# Transducer help



## BuzzBait Brad (Oct 17, 2014)

Need help. My transducer isn't reading correctly. I silicone in a foam pad and cut the shape of the transducer into it and silicone the transducer onto the bottom of thr hull of my kayak. I'm getting weird readings and wondering if anybody has any advice. 

Here's some pics of thr reading my fish finder is getting.

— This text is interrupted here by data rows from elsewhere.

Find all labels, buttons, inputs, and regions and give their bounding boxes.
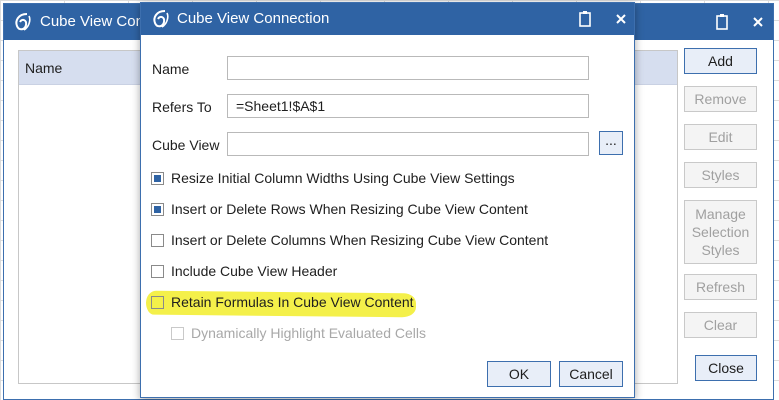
clipboard-icon[interactable] [575, 9, 595, 29]
dialog-title: Cube View Connection [177, 10, 330, 27]
checkbox[interactable] [151, 296, 164, 309]
clipboard-icon[interactable] [712, 12, 732, 32]
clear-button[interactable]: Clear [684, 312, 757, 338]
checkbox-label: Dynamically Highlight Evaluated Cells [191, 325, 426, 341]
back-dialog-title: Cube View Con [40, 13, 144, 30]
close-button[interactable]: Close [695, 355, 757, 381]
checkbox[interactable] [151, 234, 164, 247]
close-icon[interactable] [611, 9, 631, 29]
checkbox[interactable] [151, 203, 164, 216]
edit-button[interactable]: Edit [684, 124, 757, 150]
cube-view-label: Cube View [152, 137, 220, 153]
ok-button[interactable]: OK [487, 361, 551, 387]
checkbox-label: Resize Initial Column Widths Using Cube … [171, 170, 515, 186]
manage-line-3: Styles [701, 242, 740, 258]
checkbox-label: Retain Formulas In Cube View Content [171, 294, 414, 310]
column-header-name: Name [25, 60, 63, 76]
manage-line-2: Selection [691, 224, 750, 240]
remove-button[interactable]: Remove [684, 86, 757, 112]
cube-view-browse-button[interactable]: ... [599, 131, 623, 155]
name-label: Name [152, 61, 190, 77]
onestream-logo-icon [153, 10, 169, 28]
refresh-button[interactable]: Refresh [684, 274, 757, 300]
checkbox [171, 327, 184, 340]
name-field[interactable] [227, 56, 589, 80]
refers-to-field[interactable] [227, 94, 589, 118]
cube-view-field[interactable] [227, 132, 589, 156]
checkbox-label: Insert or Delete Rows When Resizing Cube… [171, 201, 528, 217]
styles-button[interactable]: Styles [684, 162, 757, 188]
cancel-button[interactable]: Cancel [559, 361, 623, 387]
refers-to-label: Refers To [152, 99, 212, 115]
manage-line-1: Manage [695, 206, 746, 222]
checkbox-label: Insert or Delete Columns When Resizing C… [171, 232, 549, 248]
dialog-titlebar: Cube View Connection [141, 3, 634, 35]
checkbox[interactable] [151, 172, 164, 185]
checkbox[interactable] [151, 265, 164, 278]
checkbox-label: Include Cube View Header [171, 263, 338, 279]
close-icon[interactable] [748, 12, 768, 32]
onestream-logo-icon [15, 13, 31, 31]
add-button[interactable]: Add [684, 48, 757, 74]
manage-selection-styles-button[interactable]: Manage Selection Styles [684, 200, 757, 264]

I'm on the water now. Just did a zoom and now I'm getting a flat reading on the fish finder but the depth is reading wrong. Reading 9.7 ft when I'm only in 4 feet of water


----------



## BuzzBait Brad (Oct 17, 2014)

Zoomed in got a flat bottom now but it's not reading depth or fish and there are fish clearly jumping all around me


----------



## RJohnson442 (May 14, 2013)

air bubbles in the glue. try pouring some water on the transducer and see if it helps before you pull everything up.


----------



## BuzzBait Brad (Oct 17, 2014)

I did that. I also put the transducer in the water beside my kayak and it read perfectly with silicone on the bottom. It's like it didn't shoot through my hull. Would it be the location on my kayak?


----------



## Misdirection (Jul 16, 2012)

Are you getting air between the foam pad and your hull? One bubble is all it takes..m


----------



## BuzzBait Brad (Oct 17, 2014)

Misdirection said:


> Are you getting air between the foam pad and your hull? One bubble is all it takes..m


I don't think it was. I have a shallow v type hull so there really isn't a flat spot to place the transducer. I picked a spot right under my seat where the shallow v forms. It's about a 10 degree incline the way the hull is formed. Maybe that's a reason? There was no air bubbles in the silicone on the transducer. I'm lost. I have no idea where or how to place it now. I've watched video after video on it


----------



## BuzzBait Brad (Oct 17, 2014)

This was the silicone I used too. Good or bad?


----------



## BuzzBait Brad (Oct 17, 2014)

Also. I'll post my kayak and hopefully someone can guide me to a good location for thr TD.


----------



## BuzzBait Brad (Oct 17, 2014)

Found another solution. Electrical duct seal. Make a dam around the transducer and press the edges down and then take more duct seal and press over top the transducer to keep it in place. Then fill the well with water. I'll be testing it out soon and letting everybody know my results.


----------



## BuzzBait Brad (Oct 17, 2014)

Electrical duct seal works perfect! Hopefully someone can take away info from this thread. Sorry all if I blew it up


----------